Sebelumnya, Guru Besar Universitas Cornell Iwan Jaya Azis menyarankan pemerintah dan bank sentral mesti mendorong daya beli masyarakat. Salah satu caranya adalah menurunkan BI rate. "Dengan kondisi sekarang, prioritasnya meningkatkan daya beli masyarakat bawah. Salah satunya adalah menurunkan tingkat bunga," kata Iwan dalam seminar bertajuk "Mendalami Krisis Global dan Kebijakan Ekonomi Nasional" di Jakarta, 20 Oktober lalu.
(Baca: Iwan Jaya Azis: BI Rate Harus Turun)
Dalam konferensi pers Badan Pusat Statistik (BPS), Senin ini, Deputi Bidang Statistik, Distribusi, dan Jasa BPS Sasmito Hadi Wibowo juga menganggap perlunya dukungan kebijakan moneter untuk meningkatkan daya beli masyarakat. Pasalnya, sejak awal tahun ini neraca dagang mencatatkan surplus namun tak berpengaruh besar terhadap pertumbuhan ekonomi. Jadi, perlu mendorong konsumsi rumah tangga yang berkontribusi paling besar terhadap pertumbuhan ekonomi Indonesia.
Sebaliknya, Ekonom Bank Danamon Anton Hendranata menilai BI rate belum bisa naik tahun ini karena tekanan terhadap rupiah belum mereda. Apalagi, bank sentral AS berencana menaikkan suku bunga The Fed.
Untuk memacu pertumbuhan ekonomi, menurut dia, pemerintah dapat menggenjot belanja untuk membiayai proyek-proyek infrastruktur. “Kalau proyek pemerintah lebih lancar di kuartal IV maka bisa memberi kesempatan orang untuk punya pendapatan,” kata Anton. Selain itu, pemerintah masih punya tugas menjaga angka inflasi.
Ekonom Bank Central Asia (BCA) David Sumual dan Ekonom Bank Permata Josua Pardede juga berpendapat, penurunan BI rate masih berisiko besar saat ini. Ketidakpastian kenaikan Fed Rate akan berdampak terhadap kaburnya dana investor asing sehingga mempengaruhi besaran surplus transaksi modal dan finansial serta neraca pembayaran Indonesia. “Agak bahaya kalau turun tahun ini,” imbuhnya.

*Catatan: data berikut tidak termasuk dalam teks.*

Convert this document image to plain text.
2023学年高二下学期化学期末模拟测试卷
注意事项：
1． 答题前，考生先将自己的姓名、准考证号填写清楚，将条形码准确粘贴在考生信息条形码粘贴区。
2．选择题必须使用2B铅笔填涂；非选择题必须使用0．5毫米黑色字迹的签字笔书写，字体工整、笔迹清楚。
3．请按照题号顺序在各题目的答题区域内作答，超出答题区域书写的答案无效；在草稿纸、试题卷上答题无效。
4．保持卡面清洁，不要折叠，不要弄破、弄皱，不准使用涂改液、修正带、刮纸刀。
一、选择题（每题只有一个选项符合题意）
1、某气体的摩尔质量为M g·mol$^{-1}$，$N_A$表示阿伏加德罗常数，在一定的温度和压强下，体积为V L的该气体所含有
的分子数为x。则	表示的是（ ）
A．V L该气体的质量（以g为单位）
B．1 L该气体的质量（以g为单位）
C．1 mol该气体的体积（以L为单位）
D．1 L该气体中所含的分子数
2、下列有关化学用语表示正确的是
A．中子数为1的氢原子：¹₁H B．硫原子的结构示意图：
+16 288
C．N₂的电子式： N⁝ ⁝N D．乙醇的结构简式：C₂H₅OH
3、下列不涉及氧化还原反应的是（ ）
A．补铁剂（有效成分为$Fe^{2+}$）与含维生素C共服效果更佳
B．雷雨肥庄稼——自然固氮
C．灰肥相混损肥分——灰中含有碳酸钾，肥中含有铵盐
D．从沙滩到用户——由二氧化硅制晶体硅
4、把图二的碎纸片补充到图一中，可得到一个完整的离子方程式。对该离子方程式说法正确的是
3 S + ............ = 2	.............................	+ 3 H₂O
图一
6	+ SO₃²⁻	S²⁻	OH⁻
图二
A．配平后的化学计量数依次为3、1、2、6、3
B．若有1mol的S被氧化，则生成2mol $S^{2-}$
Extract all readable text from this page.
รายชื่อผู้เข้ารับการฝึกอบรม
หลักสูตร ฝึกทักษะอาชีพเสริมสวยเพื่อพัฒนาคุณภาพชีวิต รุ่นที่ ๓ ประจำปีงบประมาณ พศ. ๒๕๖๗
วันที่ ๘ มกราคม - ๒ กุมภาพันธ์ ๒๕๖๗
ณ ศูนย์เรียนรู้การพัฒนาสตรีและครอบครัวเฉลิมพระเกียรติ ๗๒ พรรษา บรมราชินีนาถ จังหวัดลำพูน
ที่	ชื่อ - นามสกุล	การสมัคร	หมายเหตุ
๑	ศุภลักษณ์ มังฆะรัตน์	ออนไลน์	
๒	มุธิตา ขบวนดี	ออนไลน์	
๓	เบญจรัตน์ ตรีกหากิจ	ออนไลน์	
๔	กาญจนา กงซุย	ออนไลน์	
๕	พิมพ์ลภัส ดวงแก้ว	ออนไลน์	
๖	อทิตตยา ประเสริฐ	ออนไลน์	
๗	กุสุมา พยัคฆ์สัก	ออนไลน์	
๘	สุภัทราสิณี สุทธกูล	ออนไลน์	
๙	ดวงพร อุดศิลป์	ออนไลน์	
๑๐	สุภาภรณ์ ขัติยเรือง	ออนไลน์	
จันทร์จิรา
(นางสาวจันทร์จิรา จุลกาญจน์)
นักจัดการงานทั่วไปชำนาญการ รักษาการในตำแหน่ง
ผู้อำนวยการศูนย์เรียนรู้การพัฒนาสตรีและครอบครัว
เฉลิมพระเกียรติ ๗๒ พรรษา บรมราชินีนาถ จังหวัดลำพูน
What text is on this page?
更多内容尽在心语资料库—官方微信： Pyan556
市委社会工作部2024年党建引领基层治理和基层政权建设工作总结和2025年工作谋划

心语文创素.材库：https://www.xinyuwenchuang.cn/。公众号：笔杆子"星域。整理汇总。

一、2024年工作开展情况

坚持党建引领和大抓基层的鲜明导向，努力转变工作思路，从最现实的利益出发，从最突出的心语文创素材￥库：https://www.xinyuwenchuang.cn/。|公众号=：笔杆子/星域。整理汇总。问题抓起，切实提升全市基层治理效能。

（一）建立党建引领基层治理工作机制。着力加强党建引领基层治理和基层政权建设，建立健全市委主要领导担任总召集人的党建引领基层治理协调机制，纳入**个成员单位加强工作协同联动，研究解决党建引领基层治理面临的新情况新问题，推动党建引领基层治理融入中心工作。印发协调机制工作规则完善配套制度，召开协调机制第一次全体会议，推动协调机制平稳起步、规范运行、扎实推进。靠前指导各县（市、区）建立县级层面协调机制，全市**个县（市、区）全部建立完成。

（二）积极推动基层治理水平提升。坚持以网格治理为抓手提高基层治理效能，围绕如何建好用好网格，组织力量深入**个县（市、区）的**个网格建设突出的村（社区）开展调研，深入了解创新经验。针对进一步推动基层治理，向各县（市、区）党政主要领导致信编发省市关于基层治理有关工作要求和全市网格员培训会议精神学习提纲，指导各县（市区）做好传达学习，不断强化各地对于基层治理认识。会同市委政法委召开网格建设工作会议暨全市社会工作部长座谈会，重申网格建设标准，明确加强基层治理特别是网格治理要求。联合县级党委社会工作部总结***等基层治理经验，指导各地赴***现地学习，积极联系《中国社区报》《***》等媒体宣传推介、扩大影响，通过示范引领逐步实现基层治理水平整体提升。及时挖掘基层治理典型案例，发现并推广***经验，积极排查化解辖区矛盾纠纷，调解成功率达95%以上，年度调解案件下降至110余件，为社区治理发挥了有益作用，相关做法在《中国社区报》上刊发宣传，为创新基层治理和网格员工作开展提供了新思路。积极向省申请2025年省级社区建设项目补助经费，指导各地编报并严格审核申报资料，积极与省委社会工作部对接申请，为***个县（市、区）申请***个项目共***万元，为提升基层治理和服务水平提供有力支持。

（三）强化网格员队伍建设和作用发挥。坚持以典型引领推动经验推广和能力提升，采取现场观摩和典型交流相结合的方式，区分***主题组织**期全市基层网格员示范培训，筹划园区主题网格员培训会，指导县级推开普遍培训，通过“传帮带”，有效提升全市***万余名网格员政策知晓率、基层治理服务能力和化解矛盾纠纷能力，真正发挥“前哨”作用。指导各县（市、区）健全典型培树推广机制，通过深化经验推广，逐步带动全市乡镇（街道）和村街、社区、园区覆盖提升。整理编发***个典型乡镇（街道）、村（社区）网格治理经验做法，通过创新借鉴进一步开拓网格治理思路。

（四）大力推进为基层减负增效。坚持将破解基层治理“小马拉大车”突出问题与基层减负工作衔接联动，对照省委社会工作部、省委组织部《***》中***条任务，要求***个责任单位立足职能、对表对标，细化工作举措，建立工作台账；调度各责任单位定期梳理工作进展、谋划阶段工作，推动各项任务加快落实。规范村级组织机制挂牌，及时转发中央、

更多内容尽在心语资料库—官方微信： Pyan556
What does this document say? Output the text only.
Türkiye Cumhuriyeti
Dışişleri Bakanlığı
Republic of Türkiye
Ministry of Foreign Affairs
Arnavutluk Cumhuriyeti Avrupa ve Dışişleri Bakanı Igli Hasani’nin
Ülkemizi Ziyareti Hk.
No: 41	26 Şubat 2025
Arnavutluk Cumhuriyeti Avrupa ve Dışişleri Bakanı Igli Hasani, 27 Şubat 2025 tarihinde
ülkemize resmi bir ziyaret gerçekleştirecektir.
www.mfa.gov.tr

Penilaiannya itu mengacu kepada neraca pembayaran kuartal III-2015 yang dirilis oleh BI pada akhir pekan lalu. Meski defisit transaksi berjalan mengecil menjadi US$ 4,01 miliar atau 1,86 persen dari produk domestik bruto (PDB), defisit neraca pembayaran membengkak 56 persen dari kuartal II-2015 menjadi US$ 4,6 miliar. Penyebabnya adalah investasi portofolio mencatatkan defisit US$ 2,21 miliar. Padahal, pada periode sama 2014 masih surplus US$ 7,4 miliar. “Defisit investasi portofolio terutama disebabkan oleh terjadinya net jual asing atas surat utang negara (SUN) dan saham domestik,” kata Deputi Direktur Departemen Komunikasi BI Junanto Herdiawan dalam siaran pers BI, Jumat lalu (13/11).
Sementara itu, Josua memperkirakan sentimen pasar terhadap kebijakan moneter masih akan terasa hingga enam bulan ke depan. Untuk bisa menjaga kepercayaan pasar, lanjut dia, koordinasi antara pemerintah dan BI sangat dibutuhkan. Terutama dalam menjaga pertumbuhan ekonomi dan stabilitas nilai tukar rupiah.